Hertz Nazaire, 46, was diagnosed with sickle cell disease when he was six months old. Until he started on GBT’S new drug Oxybryta in December, Nazaire and other sickle cell patients’ main options for treatment were medication for the symptoms, transfusions or stem cell transplants. GBT’S Oxbryta is the only Food and Drug Administration-approved treatment that inhibits the sickstudy ling and destruction of red blood cells.
That repeatedly left Nazaire face to face with the health care providers who thought he was exhibiting “drug-seeking behavior” and not in true pain.
“People have a stigma and judge you before they even know you,” said Nazaire, who lives in Bridgeport, Connecticut. “They might take the last person with the same skin color and you are the same person. They don’t treat you like an individual.”
Even conditions that have received significant public attention might have different results based on race.
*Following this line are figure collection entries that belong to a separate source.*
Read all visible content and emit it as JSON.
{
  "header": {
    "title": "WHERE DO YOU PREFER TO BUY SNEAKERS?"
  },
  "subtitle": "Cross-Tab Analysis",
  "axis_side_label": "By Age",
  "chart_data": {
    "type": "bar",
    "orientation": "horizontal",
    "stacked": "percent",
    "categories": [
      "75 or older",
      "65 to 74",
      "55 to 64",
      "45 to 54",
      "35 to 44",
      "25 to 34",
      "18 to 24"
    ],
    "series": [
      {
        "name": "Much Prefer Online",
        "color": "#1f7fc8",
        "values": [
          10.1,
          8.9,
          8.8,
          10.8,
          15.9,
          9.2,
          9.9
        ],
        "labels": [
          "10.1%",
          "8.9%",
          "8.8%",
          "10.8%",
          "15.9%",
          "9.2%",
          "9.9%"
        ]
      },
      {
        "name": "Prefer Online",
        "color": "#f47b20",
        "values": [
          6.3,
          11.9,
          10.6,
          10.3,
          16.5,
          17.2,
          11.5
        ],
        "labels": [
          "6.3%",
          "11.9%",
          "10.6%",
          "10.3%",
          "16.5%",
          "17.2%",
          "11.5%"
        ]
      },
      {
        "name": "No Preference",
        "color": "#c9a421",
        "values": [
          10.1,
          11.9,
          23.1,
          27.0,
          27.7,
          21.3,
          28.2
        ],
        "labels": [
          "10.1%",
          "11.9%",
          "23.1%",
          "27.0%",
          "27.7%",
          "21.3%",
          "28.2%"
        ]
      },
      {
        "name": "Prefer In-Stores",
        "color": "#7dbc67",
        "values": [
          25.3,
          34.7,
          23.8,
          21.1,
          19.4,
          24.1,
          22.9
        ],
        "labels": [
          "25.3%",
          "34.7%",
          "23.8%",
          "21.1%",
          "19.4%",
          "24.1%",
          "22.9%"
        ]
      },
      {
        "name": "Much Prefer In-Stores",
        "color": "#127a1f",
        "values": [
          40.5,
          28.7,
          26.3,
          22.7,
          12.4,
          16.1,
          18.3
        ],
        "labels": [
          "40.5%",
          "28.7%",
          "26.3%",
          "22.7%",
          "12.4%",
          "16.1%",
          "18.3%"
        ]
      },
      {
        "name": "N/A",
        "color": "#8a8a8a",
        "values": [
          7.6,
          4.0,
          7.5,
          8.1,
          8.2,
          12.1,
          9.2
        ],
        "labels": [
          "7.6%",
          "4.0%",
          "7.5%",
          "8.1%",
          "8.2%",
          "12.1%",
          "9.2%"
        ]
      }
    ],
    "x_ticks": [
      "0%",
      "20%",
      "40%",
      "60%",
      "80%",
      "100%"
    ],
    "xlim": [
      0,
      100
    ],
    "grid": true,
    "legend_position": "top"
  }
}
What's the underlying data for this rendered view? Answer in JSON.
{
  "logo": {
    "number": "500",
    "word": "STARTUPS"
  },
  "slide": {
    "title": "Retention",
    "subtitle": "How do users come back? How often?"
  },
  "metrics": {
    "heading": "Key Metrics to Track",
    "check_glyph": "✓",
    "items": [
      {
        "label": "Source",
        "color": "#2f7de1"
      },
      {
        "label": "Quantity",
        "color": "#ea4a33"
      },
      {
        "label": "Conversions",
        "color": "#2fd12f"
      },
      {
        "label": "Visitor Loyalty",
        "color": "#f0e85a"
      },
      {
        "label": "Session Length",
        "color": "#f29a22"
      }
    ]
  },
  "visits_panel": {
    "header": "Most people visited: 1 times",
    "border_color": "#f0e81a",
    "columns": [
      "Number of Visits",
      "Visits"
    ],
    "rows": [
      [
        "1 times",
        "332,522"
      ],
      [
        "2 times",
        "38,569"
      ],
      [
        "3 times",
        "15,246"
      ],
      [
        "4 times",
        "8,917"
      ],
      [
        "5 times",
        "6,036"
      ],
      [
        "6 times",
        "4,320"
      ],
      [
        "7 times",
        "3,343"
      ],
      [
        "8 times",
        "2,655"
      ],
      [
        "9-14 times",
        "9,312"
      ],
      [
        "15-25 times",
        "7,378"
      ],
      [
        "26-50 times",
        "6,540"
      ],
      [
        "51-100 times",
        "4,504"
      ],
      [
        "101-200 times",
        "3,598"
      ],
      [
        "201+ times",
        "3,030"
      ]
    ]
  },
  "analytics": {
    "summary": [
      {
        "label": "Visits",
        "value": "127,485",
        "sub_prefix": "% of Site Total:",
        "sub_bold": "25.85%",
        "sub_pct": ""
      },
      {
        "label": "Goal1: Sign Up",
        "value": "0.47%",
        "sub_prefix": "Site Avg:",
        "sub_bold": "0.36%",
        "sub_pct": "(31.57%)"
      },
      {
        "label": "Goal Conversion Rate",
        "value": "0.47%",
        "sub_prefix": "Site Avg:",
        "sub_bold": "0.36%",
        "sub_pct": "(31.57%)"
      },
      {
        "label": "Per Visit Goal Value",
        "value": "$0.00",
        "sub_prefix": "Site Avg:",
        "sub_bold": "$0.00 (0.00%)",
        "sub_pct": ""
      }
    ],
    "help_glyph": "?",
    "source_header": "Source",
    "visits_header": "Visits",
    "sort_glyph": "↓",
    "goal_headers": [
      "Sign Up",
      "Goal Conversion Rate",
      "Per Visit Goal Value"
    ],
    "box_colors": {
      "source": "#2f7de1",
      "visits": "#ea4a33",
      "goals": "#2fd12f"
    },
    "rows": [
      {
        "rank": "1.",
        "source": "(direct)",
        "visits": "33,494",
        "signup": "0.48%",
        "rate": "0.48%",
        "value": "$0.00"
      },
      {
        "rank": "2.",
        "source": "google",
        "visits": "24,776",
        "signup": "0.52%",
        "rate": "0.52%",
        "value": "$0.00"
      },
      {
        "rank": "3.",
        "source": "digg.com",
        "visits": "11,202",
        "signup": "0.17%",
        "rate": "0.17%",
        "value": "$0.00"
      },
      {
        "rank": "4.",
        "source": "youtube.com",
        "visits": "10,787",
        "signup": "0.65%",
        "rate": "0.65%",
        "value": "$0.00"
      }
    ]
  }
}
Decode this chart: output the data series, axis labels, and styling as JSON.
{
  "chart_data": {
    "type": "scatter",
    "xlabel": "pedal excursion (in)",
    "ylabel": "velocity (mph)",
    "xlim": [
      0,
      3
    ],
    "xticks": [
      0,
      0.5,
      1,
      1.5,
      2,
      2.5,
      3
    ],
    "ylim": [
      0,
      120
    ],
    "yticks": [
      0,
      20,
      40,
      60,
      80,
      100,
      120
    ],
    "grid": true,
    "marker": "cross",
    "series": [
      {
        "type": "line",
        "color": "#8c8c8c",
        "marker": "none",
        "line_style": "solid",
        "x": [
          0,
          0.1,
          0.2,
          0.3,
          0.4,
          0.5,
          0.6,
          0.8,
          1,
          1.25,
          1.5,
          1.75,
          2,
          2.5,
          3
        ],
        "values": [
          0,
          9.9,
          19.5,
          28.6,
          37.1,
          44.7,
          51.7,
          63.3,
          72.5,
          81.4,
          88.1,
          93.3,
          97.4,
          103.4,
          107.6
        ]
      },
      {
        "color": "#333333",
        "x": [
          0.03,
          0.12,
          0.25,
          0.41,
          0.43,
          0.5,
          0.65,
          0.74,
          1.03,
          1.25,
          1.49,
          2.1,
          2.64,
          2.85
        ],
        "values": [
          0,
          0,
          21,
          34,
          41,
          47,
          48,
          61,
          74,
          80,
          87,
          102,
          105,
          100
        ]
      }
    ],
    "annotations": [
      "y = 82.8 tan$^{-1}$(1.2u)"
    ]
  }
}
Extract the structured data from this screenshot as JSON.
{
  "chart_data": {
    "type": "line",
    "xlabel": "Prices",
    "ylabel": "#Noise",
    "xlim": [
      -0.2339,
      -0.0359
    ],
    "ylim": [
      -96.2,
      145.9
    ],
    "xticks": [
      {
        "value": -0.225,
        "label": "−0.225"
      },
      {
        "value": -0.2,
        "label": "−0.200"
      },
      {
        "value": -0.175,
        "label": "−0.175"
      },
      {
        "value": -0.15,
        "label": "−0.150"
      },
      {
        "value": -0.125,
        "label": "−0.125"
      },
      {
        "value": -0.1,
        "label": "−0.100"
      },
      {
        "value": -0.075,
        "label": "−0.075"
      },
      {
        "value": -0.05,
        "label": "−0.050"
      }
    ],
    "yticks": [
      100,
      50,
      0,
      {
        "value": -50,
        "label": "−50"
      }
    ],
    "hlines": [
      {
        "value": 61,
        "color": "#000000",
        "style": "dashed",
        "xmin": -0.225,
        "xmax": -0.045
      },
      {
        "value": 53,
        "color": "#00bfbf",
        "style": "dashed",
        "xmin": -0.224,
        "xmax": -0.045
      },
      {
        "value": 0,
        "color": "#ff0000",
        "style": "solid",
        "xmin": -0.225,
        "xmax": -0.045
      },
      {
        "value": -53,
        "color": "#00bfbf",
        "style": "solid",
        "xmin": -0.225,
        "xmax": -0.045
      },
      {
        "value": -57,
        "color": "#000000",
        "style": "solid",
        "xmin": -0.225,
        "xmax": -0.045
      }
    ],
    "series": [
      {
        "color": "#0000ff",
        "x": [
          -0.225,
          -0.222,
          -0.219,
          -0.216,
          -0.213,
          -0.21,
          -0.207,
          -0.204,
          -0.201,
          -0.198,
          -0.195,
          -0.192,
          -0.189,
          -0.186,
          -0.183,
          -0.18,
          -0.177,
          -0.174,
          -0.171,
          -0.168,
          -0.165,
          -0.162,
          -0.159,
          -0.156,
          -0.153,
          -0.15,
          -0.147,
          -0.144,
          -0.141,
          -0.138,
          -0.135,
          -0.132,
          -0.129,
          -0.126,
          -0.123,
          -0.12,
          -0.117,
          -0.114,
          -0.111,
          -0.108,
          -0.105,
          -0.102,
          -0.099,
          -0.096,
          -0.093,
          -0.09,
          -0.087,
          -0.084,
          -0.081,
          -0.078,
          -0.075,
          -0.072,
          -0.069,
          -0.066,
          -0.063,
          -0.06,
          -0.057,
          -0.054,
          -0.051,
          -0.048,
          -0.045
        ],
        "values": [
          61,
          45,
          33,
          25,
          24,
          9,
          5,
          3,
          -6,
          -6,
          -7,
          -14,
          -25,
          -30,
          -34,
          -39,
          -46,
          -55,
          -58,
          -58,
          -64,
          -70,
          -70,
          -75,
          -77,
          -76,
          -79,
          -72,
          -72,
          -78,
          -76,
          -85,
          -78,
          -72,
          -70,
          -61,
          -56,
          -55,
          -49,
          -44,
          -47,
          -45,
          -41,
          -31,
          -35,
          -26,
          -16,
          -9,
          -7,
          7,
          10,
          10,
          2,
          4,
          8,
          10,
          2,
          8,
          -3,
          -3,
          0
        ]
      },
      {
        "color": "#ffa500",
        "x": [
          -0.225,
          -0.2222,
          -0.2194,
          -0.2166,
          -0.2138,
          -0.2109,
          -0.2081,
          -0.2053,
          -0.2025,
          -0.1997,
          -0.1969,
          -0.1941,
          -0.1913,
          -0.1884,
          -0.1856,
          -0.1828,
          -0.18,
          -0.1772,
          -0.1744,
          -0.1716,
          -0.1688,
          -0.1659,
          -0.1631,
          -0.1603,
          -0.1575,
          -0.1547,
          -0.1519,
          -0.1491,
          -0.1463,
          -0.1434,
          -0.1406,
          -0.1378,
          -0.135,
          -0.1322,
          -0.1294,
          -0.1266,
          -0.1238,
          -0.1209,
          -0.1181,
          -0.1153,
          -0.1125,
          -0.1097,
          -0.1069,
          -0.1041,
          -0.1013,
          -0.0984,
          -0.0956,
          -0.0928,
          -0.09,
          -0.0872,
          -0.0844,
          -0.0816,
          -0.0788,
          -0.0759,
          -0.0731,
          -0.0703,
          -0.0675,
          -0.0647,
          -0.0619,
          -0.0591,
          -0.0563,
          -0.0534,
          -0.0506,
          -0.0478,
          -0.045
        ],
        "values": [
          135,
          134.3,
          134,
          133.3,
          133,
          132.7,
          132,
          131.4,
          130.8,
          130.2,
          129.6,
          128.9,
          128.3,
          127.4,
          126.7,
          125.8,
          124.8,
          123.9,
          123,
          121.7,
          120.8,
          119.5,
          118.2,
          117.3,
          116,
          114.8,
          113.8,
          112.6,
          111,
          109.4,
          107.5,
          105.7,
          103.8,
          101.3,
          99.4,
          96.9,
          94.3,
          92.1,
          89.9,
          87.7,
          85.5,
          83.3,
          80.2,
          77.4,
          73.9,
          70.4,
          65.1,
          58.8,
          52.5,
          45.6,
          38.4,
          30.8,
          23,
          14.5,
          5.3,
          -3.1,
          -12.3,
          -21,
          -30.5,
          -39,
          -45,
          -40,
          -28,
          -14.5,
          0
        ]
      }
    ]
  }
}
Breast cancer is the most commonly diagnosed cancer in women, but researchers found Black women are much more likely to get a late-stage diagnosis that makes the disease far more difficult to treat. A 2017 of 26,331 women with breast cancer in Missouri found Black women had 30% greater odds of being diagnosed with late-stage breast cancer compared to white women.
Marya Mtshali, a Harvard lecturer in women, gender and sexuality studies, said health disparities for Black Americans begin before they enter a hospital or doctor’s office. Black and Latin people are more likely to be uninsured.
Mtshali said some examples of medical bias can be exacerbated by gender, too. She cited anecdotal reports of Black women with illnesses such as flu or severe stomach pain taking extra time to “dress a certain way” to be treated with respect. The underlying fear is they will not be treated equally when they seek care at a hospital or doctor’s office.